Honors students – those are the ones who can be found on Saturday evening in the library, working on their extra credit research paper, right? Well…maybe.
But you’re more likely to find this girl near dusk in another part of campus. To be honest, the location changes daily, but the goal is always the same – find the best seat in the house for the most spectacular show of the day: sunset.
I’ve always been a sunset kind of girl. Living in New Mexico for most of my life set high expectations for those solar curtain closers. But Texas does not disappoint. Possibly the best thing about Texas (minus the fact that people open doors for you everywhere you go) is the sky. I hate to submit to the “I told you so” factor, but the truth is, the sky really is bigger here.
Recently, the cloudy weather has endowed us spectators of the firmament with that perfect reflective sunset for which I’m always on the lookout. This has given me a new task for each day at dusk…sunset hunting. I’ve positioned myself in every building from Scharbauer to the Rec Center trying to get that unbeatable view. I’ve gone from low ground to rooftop to find the place where I should spend that picturesque moment that so dramatically and beautifully concludes every day.
However, after scouring campus for the best view of the vivid colors and warm glimmer of sunset, the perfect spot actually happened upon me yesterday evening.
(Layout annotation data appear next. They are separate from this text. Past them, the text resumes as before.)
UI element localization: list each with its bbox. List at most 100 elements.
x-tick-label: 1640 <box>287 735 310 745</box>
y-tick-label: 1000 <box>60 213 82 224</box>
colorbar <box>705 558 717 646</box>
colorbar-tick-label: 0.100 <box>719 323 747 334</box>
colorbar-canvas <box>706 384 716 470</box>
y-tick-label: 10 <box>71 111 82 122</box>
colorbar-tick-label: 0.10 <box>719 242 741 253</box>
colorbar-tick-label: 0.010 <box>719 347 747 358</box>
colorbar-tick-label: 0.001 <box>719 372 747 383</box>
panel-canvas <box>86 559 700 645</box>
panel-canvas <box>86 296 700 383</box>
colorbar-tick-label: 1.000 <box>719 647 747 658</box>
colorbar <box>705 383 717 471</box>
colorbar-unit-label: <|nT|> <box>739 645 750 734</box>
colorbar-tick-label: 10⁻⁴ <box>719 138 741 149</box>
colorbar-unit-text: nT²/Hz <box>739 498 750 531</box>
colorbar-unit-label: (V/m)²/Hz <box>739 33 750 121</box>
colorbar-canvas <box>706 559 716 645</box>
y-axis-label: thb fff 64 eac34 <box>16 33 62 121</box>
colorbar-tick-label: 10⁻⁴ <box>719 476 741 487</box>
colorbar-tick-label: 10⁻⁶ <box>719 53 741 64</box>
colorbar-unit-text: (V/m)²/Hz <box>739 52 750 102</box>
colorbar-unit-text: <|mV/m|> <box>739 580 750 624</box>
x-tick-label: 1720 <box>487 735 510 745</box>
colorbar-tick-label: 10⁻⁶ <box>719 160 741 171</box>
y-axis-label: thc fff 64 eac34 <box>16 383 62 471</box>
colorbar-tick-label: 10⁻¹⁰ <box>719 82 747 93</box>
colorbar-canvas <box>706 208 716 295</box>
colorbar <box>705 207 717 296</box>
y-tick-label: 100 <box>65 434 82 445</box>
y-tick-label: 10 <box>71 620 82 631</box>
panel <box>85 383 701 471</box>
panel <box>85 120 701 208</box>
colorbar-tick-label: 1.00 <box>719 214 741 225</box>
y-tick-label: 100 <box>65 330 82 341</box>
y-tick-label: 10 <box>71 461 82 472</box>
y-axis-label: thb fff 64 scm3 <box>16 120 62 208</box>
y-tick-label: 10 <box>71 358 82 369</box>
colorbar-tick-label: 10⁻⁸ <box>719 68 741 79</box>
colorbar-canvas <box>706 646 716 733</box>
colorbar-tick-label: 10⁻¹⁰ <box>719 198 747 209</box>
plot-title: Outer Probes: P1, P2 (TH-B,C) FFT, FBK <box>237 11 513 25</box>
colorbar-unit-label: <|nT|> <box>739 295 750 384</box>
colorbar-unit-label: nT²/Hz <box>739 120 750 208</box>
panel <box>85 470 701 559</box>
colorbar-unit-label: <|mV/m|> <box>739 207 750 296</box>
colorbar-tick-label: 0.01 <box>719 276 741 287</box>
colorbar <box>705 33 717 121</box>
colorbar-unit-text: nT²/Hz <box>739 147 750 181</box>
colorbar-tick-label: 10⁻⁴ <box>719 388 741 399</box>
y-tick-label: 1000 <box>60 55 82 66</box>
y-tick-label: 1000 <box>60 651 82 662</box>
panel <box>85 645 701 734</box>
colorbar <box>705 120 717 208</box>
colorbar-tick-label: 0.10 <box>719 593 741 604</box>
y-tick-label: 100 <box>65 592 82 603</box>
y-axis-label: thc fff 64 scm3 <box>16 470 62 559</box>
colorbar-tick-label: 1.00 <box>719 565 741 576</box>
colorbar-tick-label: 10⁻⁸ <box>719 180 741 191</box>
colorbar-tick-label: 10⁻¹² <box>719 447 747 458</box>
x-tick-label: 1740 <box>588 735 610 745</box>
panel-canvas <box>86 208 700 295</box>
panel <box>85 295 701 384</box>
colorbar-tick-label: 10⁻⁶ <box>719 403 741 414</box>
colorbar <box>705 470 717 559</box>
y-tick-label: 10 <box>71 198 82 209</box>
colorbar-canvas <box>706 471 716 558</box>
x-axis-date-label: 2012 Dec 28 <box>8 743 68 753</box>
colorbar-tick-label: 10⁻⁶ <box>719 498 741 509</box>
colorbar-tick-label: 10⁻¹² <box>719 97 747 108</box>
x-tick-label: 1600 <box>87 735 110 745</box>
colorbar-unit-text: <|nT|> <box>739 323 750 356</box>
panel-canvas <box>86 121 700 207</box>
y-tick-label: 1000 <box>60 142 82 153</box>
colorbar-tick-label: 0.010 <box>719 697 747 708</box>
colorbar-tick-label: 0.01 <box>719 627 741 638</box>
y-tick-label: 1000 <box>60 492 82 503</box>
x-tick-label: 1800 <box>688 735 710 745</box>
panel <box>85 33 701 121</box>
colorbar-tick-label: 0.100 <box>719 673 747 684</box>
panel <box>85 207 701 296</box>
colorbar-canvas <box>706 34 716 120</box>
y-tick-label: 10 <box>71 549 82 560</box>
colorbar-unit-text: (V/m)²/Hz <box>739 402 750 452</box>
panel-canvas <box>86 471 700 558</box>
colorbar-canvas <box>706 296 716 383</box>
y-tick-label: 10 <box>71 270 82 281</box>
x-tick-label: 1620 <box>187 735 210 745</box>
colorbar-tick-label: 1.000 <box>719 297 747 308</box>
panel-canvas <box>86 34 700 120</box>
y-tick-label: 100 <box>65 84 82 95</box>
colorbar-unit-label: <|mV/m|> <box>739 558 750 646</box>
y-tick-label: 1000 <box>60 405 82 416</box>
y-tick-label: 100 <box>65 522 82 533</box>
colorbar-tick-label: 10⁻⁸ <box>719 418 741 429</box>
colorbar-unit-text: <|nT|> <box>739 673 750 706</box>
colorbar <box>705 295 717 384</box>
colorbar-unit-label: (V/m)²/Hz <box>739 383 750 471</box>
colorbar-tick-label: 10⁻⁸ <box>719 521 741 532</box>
Time had gotten away from me, as it often does, and, laying on a hillside by the tennis courts, I looked up from the pages of my journal to see the sun’s breathtaking rays bidding farewell to another day in Fort Worth.
As I’m sure all my fellow sunset hunters know, sunsets are not ones to be captured digitally, but this picture conveys just a bit of the joyful revelation I had in the gloaming on Saturday evening. And thus I learned that the essence of sunsets is not in the adventure of hunting them down, but in experiencing them as an unforeseen blessing found in the peace of simply being still.